A declaração inicial gerou ampla repercussão, alimentando discussões sobre limites éticos, exposição digital e estratégias de comunicação no universo da internet. Agora, em uma nova publicação, Urach adotou um tom confrontador, reforçando seu posicionamento e desafiando seus críticos.
Em um longo texto postado no Instagram, a ex-modelo afirmou que está consciente da polêmica que gera e que seu objetivo não é agradar, mas provocar reflexão. Ela defendeu o uso do marketing baseado no “choque e desconforto” como ferramenta de ruptura com padrões que, segundo ela, estão enraizados no falso moralismo.
Andressa afirmou que aborda temas normalmente silenciados pela sociedade e que, ao fazê-lo, acaba despertando reações de quem, na sua visão, prefere manter certas questões escondidas.
A influenciadora também revelou detalhes de sua estratégia para o Carnaval, quando lançará um ensaio fotográfico inspirado em Maria Madalena, com o qual assume a persona de “Santa Imola”, personagem criada por ela para representar mulheres que não toleram hipocrisia. A escolha da imagem religiosa somada à proposta de provocar debates já gerou reações entre internautas e grupos conservadores.
Ao longo da publicação, Urach se posiciona como alguém disposta a assumir o papel de vilã no imaginário coletivo, afirmando que prefere ser criticada por expor suas verdades a viver de aparências.
Para ela, há uma contradição evidente na sociedade que julga publicamente aquilo que muitos praticam em silêncio. Ainda segundo a influenciadora, suas ações são parte de uma estratégia profissional construída com base em autenticidade e liberdade pessoal.
Desde que anunciou a criação de sua própria plataforma de conteúdo adulto e a entrada do filho no projeto, Andressa vem sendo alvo de debates intensos. Ela, por sua vez, insiste que trabalha de forma legalizada, pagando impostos e agindo dentro dos limites da lei.

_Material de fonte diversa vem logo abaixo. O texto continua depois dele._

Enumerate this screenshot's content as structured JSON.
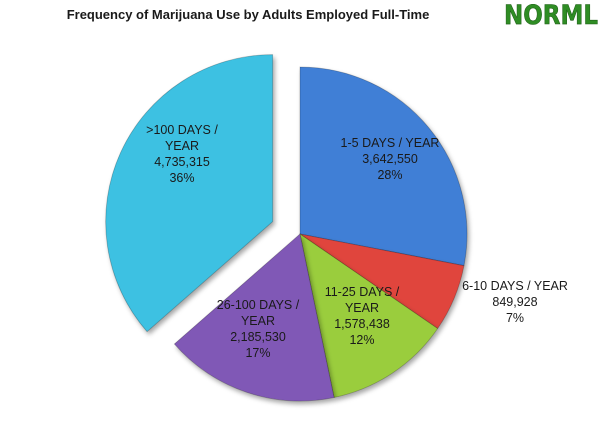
{
  "chart_data": {
    "type": "pie",
    "title": "Frequency of Marijuana Use by Adults Employed Full-Time",
    "start_angle_deg": 0,
    "direction": "clockwise",
    "slices": [
      {
        "label_lines": [
          "1-5 DAYS / YEAR",
          "3,642,550",
          "28%"
        ],
        "value": 3642550,
        "percent": 28,
        "color": "#3f7fd6",
        "exploded": false
      },
      {
        "label_lines": [
          "6-10 DAYS / YEAR",
          "849,928",
          "7%"
        ],
        "value": 849928,
        "percent": 7,
        "color": "#e0443e",
        "exploded": false
      },
      {
        "label_lines": [
          "11-25 DAYS /",
          "YEAR",
          "1,578,438",
          "12%"
        ],
        "value": 1578438,
        "percent": 12,
        "color": "#9acd3c",
        "exploded": false
      },
      {
        "label_lines": [
          "26-100 DAYS /",
          "YEAR",
          "2,185,530",
          "17%"
        ],
        "value": 2185530,
        "percent": 17,
        "color": "#8058b6",
        "exploded": false
      },
      {
        "label_lines": [
          ">100 DAYS /",
          "YEAR",
          "4,735,315",
          "36%"
        ],
        "value": 4735315,
        "percent": 36,
        "color": "#3cc1e2",
        "exploded": true
      }
    ]
  },
  "logo": {
    "text": "NORML"
  }
}
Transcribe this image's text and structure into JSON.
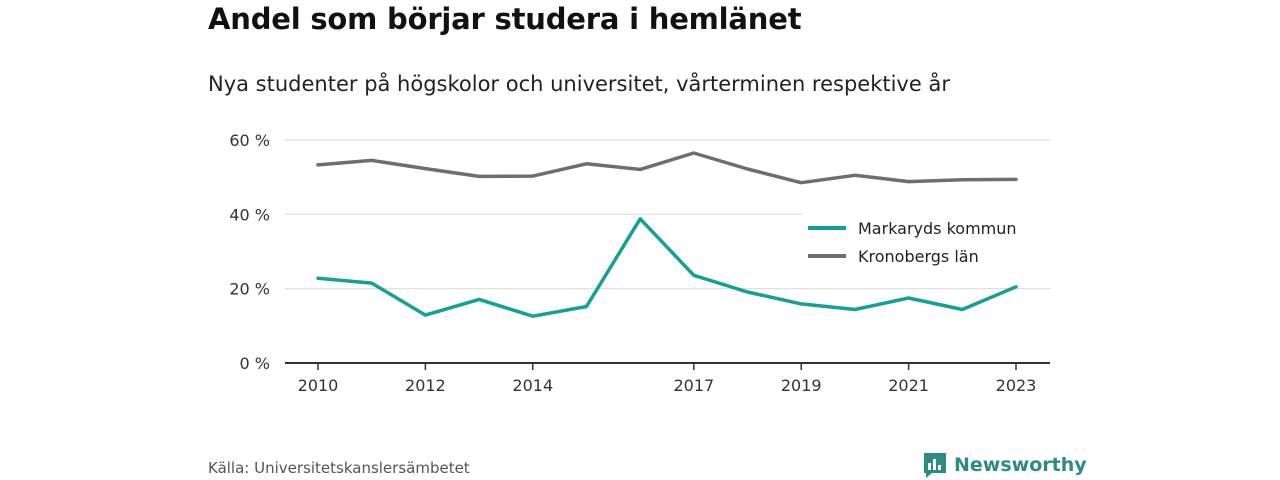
{
  "header": {
    "title": "Andel som börjar studera i hemlänet",
    "subtitle": "Nya studenter på högskolor och universitet, vårterminen respektive år"
  },
  "footer": {
    "source": "Källa: Universitetskanslersämbetet",
    "brand": "Newsworthy"
  },
  "colors": {
    "markaryd": "#14a096",
    "kronoberg": "#6e6d74",
    "grid": "#d9d9d9",
    "axis": "#333333",
    "brand": "#2c8b85"
  },
  "icons": {
    "brand_logo": "newsworthy-logo-icon"
  },
  "chart_data": {
    "type": "line",
    "title": "Andel som börjar studera i hemlänet",
    "subtitle": "Nya studenter på högskolor och universitet, vårterminen respektive år",
    "x": [
      2010,
      2011,
      2012,
      2013,
      2014,
      2015,
      2016,
      2017,
      2018,
      2019,
      2020,
      2021,
      2022,
      2023
    ],
    "x_ticks": [
      2010,
      2012,
      2014,
      2017,
      2019,
      2021,
      2023
    ],
    "x_tick_labels": [
      "2010",
      "2012",
      "2014",
      "2017",
      "2019",
      "2021",
      "2023"
    ],
    "y_ticks": [
      0,
      20,
      40,
      60
    ],
    "y_tick_labels": [
      "0 %",
      "20 %",
      "40 %",
      "60 %"
    ],
    "ylim": [
      0,
      60
    ],
    "grid": true,
    "legend_position": "right",
    "series": [
      {
        "name": "Markaryds kommun",
        "values": [
          22.8,
          21.5,
          12.9,
          17.1,
          12.6,
          15.2,
          38.8,
          23.6,
          19.1,
          15.9,
          14.4,
          17.5,
          14.4,
          20.5
        ]
      },
      {
        "name": "Kronobergs län",
        "values": [
          53.3,
          54.5,
          52.3,
          50.2,
          50.3,
          53.6,
          52.1,
          56.5,
          52.2,
          48.5,
          50.5,
          48.8,
          49.3,
          49.4
        ]
      }
    ]
  }
}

A ex-modelo reforça que não se submeterá ao julgamento alheio e continuará a explorar sua narrativa como forma de provocar reflexão e atrair atenção para seu trabalho. “A pecadora que não suporta hipocrisia”, definiu.
A situação levanta novamente o debate sobre os limites da exposição digital, os impactos da autopromoção polêmica e o papel das redes sociais na construção de figuras públicas que desafiam normas culturais e sociais.